Editors’ Notes Though it was her 16th studio release, Loretta Lynn's most enduring album, Coal Miner's Daughter, came just eight years after her debut. The album was built atop the success of its now-iconic title track, which Lynn wrote in 1969 and released in 1970, telling the true story of her upbringing in Butcher Hollow, Kentucky, and showing in plain terms the poverty that afflicted her family. Well-received upon its release, the track was the only single off Coal Miner's Daughter and went on to earn countless accolades, including a 2001 "Song of the Century" honor from the RIAA and a 2009 addition to the Library of Congress' National Recording Registry. It's also the perfect encapsulation of Lynn's strengths as both a songwriter and vocalist, pairing a deeply vulnerable lyric with one of the most raw, emotional vocal performances from Lynn's vast catalog.

The album itself is also widely considered to be a landmark—not just of country music but of any genre. Produced by frequent Lynn collaborator Owen Bradley, the LP features a number of covers and outside songs by artists like Conway Twitty ("Hello Darlin'"), Kris Kristofferson ("For the Good Times"), and Marty Robbins ("Too Far"), as well as one of the more beloved versions of the Gene MacLellan classic "Snowbird," once again showing Lynn to be just as masterful at interpreting the songs of others as she is at writing her own. Accordingly, Coal Miner's Daughter focuses more on Lynn's strengths as a vocalist and performer than it does her songwriting, though the album does feature another Lynn original, "What Makes Me Tick," and a Lynn and Lorene Allen co-write, "Any One, Any Worse, Any Where." Assembled during a particularly fruitful period in Lynn's multi-decade career, the LP includes several tracks culled from earlier sessions, including those of 1969's Woman of the World/To Make a Man and 1970's Wings Upon Your Horns.

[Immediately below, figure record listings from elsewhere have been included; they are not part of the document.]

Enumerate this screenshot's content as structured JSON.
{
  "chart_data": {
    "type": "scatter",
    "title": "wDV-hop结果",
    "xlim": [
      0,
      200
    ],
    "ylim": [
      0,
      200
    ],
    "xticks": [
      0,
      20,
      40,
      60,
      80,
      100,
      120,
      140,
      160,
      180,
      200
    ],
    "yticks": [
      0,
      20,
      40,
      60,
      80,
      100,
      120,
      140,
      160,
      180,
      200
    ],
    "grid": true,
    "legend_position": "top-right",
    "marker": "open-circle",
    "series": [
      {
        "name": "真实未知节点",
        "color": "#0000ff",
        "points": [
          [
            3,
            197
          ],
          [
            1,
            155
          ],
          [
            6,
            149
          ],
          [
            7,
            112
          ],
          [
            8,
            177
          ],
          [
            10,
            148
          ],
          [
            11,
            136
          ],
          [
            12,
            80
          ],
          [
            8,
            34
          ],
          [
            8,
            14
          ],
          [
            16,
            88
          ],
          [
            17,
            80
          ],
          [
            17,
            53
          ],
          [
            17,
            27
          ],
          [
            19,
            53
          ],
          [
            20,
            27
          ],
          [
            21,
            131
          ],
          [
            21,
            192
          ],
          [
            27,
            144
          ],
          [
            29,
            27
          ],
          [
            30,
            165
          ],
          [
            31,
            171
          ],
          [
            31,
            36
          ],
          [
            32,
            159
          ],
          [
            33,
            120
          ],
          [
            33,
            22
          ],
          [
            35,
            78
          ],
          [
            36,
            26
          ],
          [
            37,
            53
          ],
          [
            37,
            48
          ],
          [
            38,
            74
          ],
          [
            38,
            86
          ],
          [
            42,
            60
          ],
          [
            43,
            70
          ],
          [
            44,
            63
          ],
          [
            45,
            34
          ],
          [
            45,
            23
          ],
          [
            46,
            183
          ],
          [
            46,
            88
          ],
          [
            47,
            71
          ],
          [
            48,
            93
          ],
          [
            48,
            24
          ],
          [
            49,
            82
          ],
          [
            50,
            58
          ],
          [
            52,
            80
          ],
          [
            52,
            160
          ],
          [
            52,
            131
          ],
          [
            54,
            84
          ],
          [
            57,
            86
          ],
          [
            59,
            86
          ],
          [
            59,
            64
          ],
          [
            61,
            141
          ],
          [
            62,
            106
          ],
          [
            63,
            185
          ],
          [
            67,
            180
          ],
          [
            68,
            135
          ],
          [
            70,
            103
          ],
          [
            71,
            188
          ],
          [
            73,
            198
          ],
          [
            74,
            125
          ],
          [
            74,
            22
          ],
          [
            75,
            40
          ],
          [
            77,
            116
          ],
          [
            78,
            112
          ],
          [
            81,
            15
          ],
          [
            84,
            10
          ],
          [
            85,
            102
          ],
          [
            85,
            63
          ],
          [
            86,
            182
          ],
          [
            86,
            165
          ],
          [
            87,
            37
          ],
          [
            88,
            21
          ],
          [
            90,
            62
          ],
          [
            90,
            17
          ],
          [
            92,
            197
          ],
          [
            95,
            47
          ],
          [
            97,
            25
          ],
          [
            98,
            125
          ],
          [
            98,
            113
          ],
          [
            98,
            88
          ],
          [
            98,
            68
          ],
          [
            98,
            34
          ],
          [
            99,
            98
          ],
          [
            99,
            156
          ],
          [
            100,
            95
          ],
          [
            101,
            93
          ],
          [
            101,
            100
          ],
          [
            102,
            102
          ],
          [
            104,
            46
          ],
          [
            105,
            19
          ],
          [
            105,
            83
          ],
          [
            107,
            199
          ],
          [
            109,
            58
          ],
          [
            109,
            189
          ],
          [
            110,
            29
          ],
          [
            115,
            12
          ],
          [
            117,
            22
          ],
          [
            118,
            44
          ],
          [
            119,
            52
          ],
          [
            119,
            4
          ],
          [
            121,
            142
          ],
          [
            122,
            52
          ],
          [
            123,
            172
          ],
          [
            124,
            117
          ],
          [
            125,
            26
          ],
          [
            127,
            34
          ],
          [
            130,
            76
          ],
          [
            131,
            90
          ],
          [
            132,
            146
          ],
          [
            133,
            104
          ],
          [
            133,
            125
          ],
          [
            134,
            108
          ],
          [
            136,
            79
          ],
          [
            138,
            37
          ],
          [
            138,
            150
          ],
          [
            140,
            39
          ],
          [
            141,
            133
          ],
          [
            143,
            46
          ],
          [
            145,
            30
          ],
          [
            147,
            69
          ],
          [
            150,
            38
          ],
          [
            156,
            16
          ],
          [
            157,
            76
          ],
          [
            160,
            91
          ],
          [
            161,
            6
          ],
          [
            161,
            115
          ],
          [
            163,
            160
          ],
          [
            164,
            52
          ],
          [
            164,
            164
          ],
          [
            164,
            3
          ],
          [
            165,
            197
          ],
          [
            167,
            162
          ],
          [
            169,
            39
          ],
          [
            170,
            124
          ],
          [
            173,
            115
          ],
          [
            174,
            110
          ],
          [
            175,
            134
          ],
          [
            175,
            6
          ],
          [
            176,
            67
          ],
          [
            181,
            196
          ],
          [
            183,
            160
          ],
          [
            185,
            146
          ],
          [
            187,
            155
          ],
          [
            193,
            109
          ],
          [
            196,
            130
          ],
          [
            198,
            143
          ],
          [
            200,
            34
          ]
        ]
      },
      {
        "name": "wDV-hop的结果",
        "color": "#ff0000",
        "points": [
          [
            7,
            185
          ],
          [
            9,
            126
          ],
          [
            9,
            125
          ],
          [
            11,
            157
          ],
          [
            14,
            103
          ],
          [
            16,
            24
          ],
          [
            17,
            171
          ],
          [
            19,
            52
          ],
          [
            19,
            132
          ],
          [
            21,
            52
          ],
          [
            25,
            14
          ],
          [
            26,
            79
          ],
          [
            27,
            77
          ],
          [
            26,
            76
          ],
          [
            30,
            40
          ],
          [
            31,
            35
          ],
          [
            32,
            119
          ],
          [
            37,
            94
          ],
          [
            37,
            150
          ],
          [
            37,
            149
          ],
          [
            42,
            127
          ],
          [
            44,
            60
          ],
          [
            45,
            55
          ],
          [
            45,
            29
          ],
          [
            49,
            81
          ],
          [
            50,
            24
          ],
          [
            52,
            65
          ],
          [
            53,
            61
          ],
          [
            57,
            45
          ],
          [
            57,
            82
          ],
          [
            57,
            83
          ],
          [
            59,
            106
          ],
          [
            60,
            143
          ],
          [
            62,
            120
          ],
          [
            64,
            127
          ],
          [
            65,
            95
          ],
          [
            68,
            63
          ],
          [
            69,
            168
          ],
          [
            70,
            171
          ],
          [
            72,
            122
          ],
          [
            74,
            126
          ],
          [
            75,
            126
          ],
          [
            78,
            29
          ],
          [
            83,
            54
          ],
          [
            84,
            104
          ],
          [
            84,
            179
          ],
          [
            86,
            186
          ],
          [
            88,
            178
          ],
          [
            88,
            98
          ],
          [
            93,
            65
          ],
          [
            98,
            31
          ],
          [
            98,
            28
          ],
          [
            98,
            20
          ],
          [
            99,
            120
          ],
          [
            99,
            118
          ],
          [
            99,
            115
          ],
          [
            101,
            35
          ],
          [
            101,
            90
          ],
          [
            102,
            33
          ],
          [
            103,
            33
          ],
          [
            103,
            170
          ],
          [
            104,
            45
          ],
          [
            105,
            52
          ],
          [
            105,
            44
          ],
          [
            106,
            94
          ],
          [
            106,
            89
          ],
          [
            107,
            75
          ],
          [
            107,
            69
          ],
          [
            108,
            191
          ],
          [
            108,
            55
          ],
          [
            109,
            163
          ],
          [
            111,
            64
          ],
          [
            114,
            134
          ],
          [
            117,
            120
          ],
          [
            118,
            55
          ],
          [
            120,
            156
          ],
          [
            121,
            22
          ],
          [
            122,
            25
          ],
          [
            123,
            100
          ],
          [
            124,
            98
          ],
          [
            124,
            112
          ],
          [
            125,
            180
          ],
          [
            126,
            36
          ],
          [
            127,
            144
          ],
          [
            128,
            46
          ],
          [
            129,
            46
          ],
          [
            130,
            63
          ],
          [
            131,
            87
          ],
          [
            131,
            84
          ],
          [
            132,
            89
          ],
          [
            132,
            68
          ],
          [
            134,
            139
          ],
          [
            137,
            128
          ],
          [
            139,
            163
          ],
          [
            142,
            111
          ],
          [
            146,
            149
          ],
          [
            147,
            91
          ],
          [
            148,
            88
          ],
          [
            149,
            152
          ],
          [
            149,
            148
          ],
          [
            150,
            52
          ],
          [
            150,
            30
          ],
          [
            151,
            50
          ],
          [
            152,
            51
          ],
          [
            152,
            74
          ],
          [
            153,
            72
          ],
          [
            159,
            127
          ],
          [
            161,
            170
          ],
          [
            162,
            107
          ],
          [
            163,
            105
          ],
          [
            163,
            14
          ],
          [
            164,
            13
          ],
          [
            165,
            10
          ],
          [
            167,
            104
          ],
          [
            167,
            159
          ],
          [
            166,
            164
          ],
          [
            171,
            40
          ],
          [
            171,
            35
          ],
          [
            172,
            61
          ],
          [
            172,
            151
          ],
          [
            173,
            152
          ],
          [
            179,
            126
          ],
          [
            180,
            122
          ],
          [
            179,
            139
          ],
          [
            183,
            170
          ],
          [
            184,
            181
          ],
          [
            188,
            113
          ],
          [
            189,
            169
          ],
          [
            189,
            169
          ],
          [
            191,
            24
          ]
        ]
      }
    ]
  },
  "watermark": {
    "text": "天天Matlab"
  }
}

As its title track quickly became synonymous with Lynn, Coal Miner's Daughter also went on to share a title with two other projects key to understanding her legacy: Lynn's 1976 autobiography and its 1980 movie adaptation, which starred Sissy Spacek. While Lynn's vast catalog is certainly worth plumbing, close listening to Coal Miner's Daughter offers an intimate look at one of the foremost pillars of country music, an artist with the rare ability to write enduring classics and to interpret the songs of others as though they were classics of her own.